La passation de marchés publics durables apparaît comme une solution judicieuse, promouvant des achats responsables sur le plan environnemental afin d’atténuer les impacts environnementaux tout en favorisant le développement économique. Dans ce sens, la conférence se veut un espace d’échange, où experts, institutions publiques et partenaires techniques confrontent leurs expériences et mutualisent leurs outils.
«Cette conférence permettra un échange des expériences. Il s’agit d’un début, et nous espérons continuer sur cette lancée, surtout que cela fait déjà plusieurs années que nous travaillons sur ces sujets, notamment au Maroc. Le pays a enregistré plusieurs progrès dans le domaine et c’est une opportunité pour lui de partager son expérience avec l’ensemble des pays présents», souligne Ahmadou Moustapha Ndiaye, directeur de division de la Banque mondiale au Maroc.

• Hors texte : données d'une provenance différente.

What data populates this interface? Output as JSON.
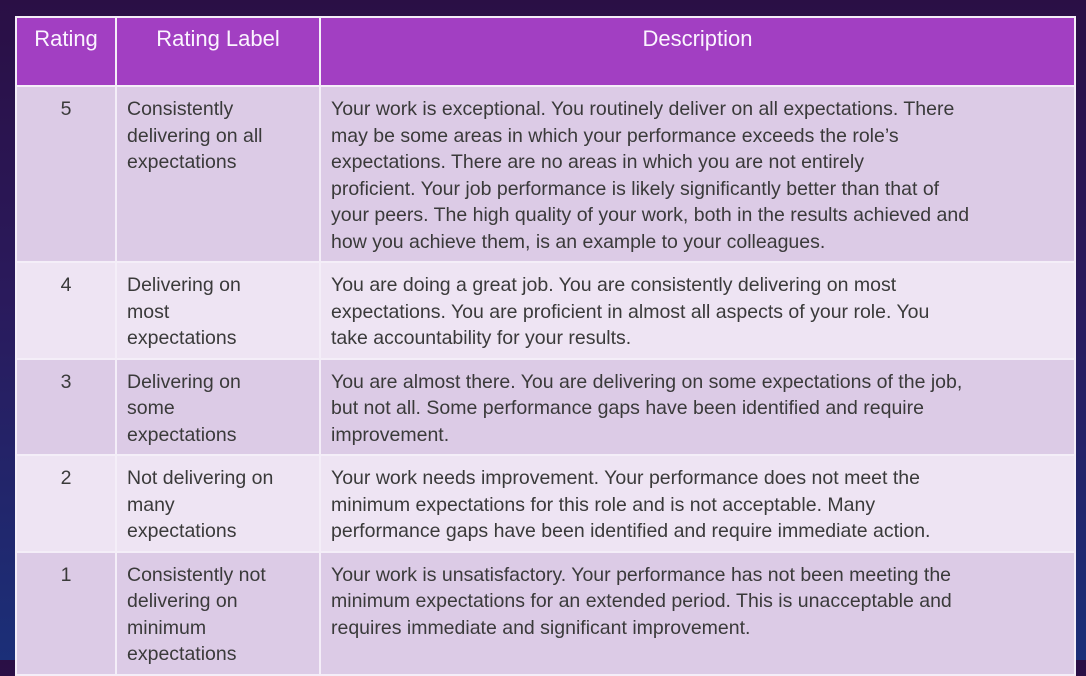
{
  "table": {
    "headers": [
      "Rating",
      "Rating Label",
      "Description"
    ],
    "rows": [
      {
        "rating": "5",
        "label": "Consistently\ndelivering on all\nexpectations",
        "description": "Your work is exceptional. You routinely deliver on all expectations. There\nmay be some areas in which your performance exceeds the role’s\nexpectations. There are no areas in which you are not entirely\nproficient. Your job performance is likely significantly better than that of\nyour peers. The high quality of your work, both in the results achieved and\nhow you achieve them, is an example to your colleagues."
      },
      {
        "rating": "4",
        "label": "Delivering on\nmost\nexpectations",
        "description": "You are doing a great job.  You are consistently delivering on most\nexpectations.  You are proficient in almost all aspects of your role.  You\ntake accountability for your results."
      },
      {
        "rating": "3",
        "label": "Delivering on\nsome\nexpectations",
        "description": "You are almost there. You are delivering on some expectations of the job,\nbut not all. Some performance gaps have been identified and require\nimprovement."
      },
      {
        "rating": "2",
        "label": "Not delivering on\nmany\nexpectations",
        "description": "Your work needs improvement.  Your performance does not meet the\nminimum expectations for this role and is not acceptable. Many\nperformance gaps have been identified and require immediate action."
      },
      {
        "rating": "1",
        "label": "Consistently not\ndelivering on\nminimum\nexpectations",
        "description": "Your work is unsatisfactory.  Your performance has not been meeting the\nminimum expectations for an extended period.  This is unacceptable and\nrequires immediate and significant improvement."
      }
    ]
  },
  "colors": {
    "header": "#a23fc2",
    "row_dark": "#dccbe6",
    "row_light": "#eee4f3"
  }
}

La CSPPC s’impose ainsi comme un levier stratégique pour relever les défis et saisir pleinement les opportunités qu’offrent les achats publics durables. En rassemblant décideurs, experts et partenaires de la région MENA, elle réunit décideurs, experts et partenaires de la région MENA pour partager les connaissances, renforcer les capacités des acteurs publics et stimuler la coopération autour de stratégies climato-intelligentes.

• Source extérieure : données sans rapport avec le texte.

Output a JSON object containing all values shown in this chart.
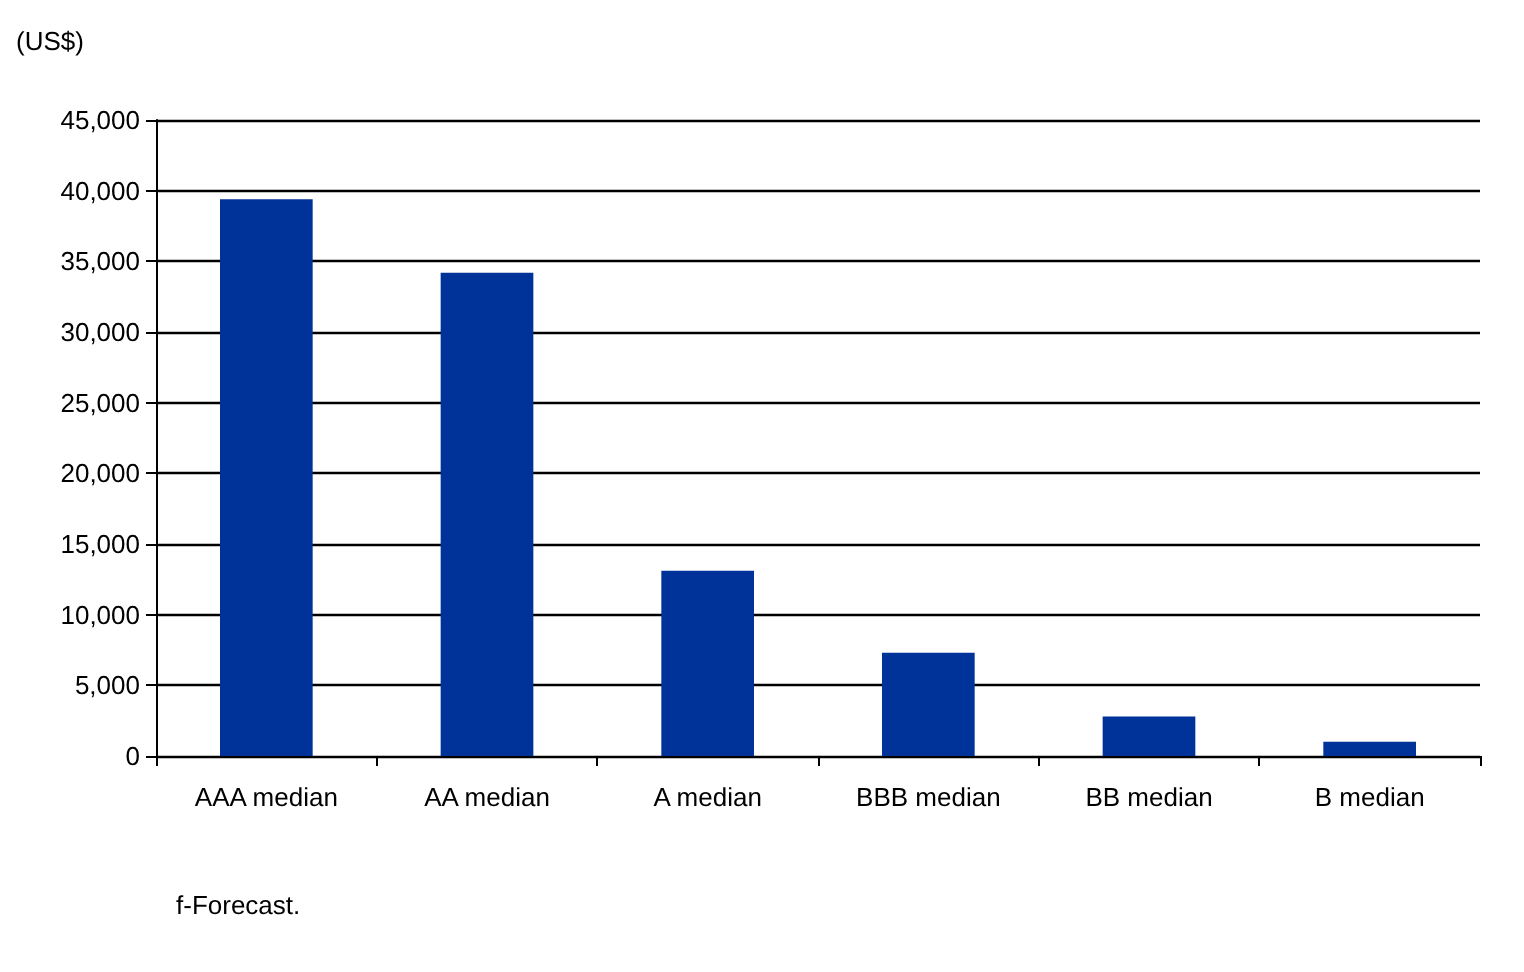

Extension des pratiques durables, amélioration des cadres réglementaires, intégrité, innovations technologiques et mobilisation régionale, autant d’axes au cœur des discussions. Plus qu’une simple rencontre, la conférence trace une feuille de route ambitieuse pour inscrire les achats publics au cœur de la transition écologique et du développement économique de la région.
Fouzi Lekjaâ
Ministre délégué au Budget
«Augmenter ces ressources financières importantes vers des biens et services durables est, pour nous, un choix stratégique. En intégrant des critères écologiques et sociaux dans nos appels d’offres, nous serons à même de stimuler l’innovation verte, d’encourager le tissu entrepreneurial local à s’adapter et de créer un effet d’entraînement sur l’ensemble du marché. Nous sommes déterminés à faire de l’État un modèle de durabilité et d’exemplarité dans le domaine.»
Noureddine Bensouda
Trésorier général du Royaume
«Ce document vise à apporter des outils méthodologiques pour intégrer les considérations environnementales tout au long du cycle de vie des marchés. Il est également prévu de mettre en place, sur le portail des marchés publics, un système de fléchage des appels d’offres comportant des clauses de développement durable. Ce dispositif vise à identifier les pratiques vertes au niveau des marchés publics et à en assurer un suivi régulier.»